LOW THERMAL GRADIENTS AND DEEP TECTONIC BURIAL IN THE EASTERN GREAT BASIN FROM LRCM DATA


RODGERS, Naomi, Earth Sciences, University of Southern California, 3651 Trousdale Pkwy, University of Southern California, Los Angeles, CA 90089

The ranges of the eastern Great Basin, from the Snake Range to the Fish Creek Range, are critical to understanding the tectonic evolution of the area. They lie along the crest of the pre-Miocene zone of high elevation and crustal thickness, yet very few Mesozoic contractional structures have been documented. We have used Laser Raman spectroscopy of Carbonaceous Material (LRCM), in which the structure of carbon in the rock is evaluated and used to estimate peak metamorphic temperatures, to demonstrate that temperatures across the area outside the Snake Range Metamorphic Core Complex exceeded 300°C, and at the deepest structural levels reached 550°C. These peak temperatures are hotter than would be achievable through solely stratigraphic burial beneath the 10.5 km thick stratigraphic sequence using the Late Cretaceous thermal gradient of 25°C/km determined in the core complexes.

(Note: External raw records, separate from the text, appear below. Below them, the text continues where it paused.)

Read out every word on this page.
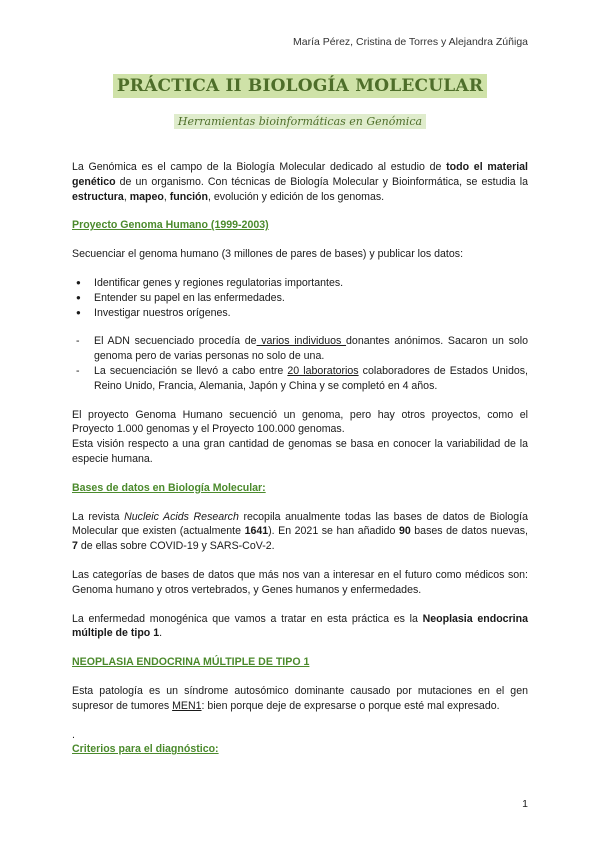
María Pérez, Cristina de Torres y Alejandra Zúñiga
PRÁCTICA II BIOLOGÍA MOLECULAR
Herramientas bioinformáticas en Genómica

La Genómica es el campo de la Biología Molecular dedicado al estudio de todo el material genético de un organismo. Con técnicas de Biología Molecular y Bioinformática, se estudia la estructura, mapeo, función, evolución y edición de los genomas.

Proyecto Genoma Humano (1999-2003)

Secuenciar el genoma humano (3 millones de pares de bases) y publicar los datos:

● Identificar genes y regiones regulatorias importantes.
● Entender su papel en las enfermedades.
● Investigar nuestros orígenes.

- El ADN secuenciado procedía de varios individuos donantes anónimos. Sacaron un solo genoma pero de varias personas no solo de una.

- La secuenciación se llevó a cabo entre 20 laboratorios colaboradores de Estados Unidos, Reino Unido, Francia, Alemania, Japón y China y se completó en 4 años.

El proyecto Genoma Humano secuenció un genoma, pero hay otros proyectos, como el Proyecto 1.000 genomas y el Proyecto 100.000 genomas.

Esta visión respecto a una gran cantidad de genomas se basa en conocer la variabilidad de la especie humana.

Bases de datos en Biología Molecular:

La revista Nucleic Acids Research recopila anualmente todas las bases de datos de Biología Molecular que existen (actualmente 1641). En 2021 se han añadido 90 bases de datos nuevas, 7 de ellas sobre COVID-19 y SARS-CoV-2.

Las categorías de bases de datos que más nos van a interesar en el futuro como médicos son: Genoma humano y otros vertebrados, y Genes humanos y enfermedades.

La enfermedad monogénica que vamos a tratar en esta práctica es la Neoplasia endocrina múltiple de tipo 1.

NEOPLASIA ENDOCRINA MÚLTIPLE DE TIPO 1

Esta patología es un síndrome autosómico dominante causado por mutaciones en el gen supresor de tumores MEN1: bien porque deje de expresarse o porque esté mal expresado.

.

Criterios para el diagnóstico:

1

It has been proposed that these temperatures are a result of an elevated Late Cretaceous thermal gradient, as there is little field evidence for large scale thrust duplication that would bury the rocks to the depths needed. This hypothesis should be testable by measuring temperatures from a transect that goes through as much continuous stratigraphy as possible. If an elevated thermal gradient is the source of the high temperatures, that should be detectable from the temperature increase moving down through the stratigraphic section. Preliminary data indicate thermal gradients broadly consistent with those indicated by the core complexes. Taken together with our peak temperature determinations, this requires that the rocks have been buried tectonically to depths substantially greater than their stratigraphic depth, possibly beneath a major thrust sheet more than 10 km thick that has been largely removed or obscured by erosion and Neogene extension.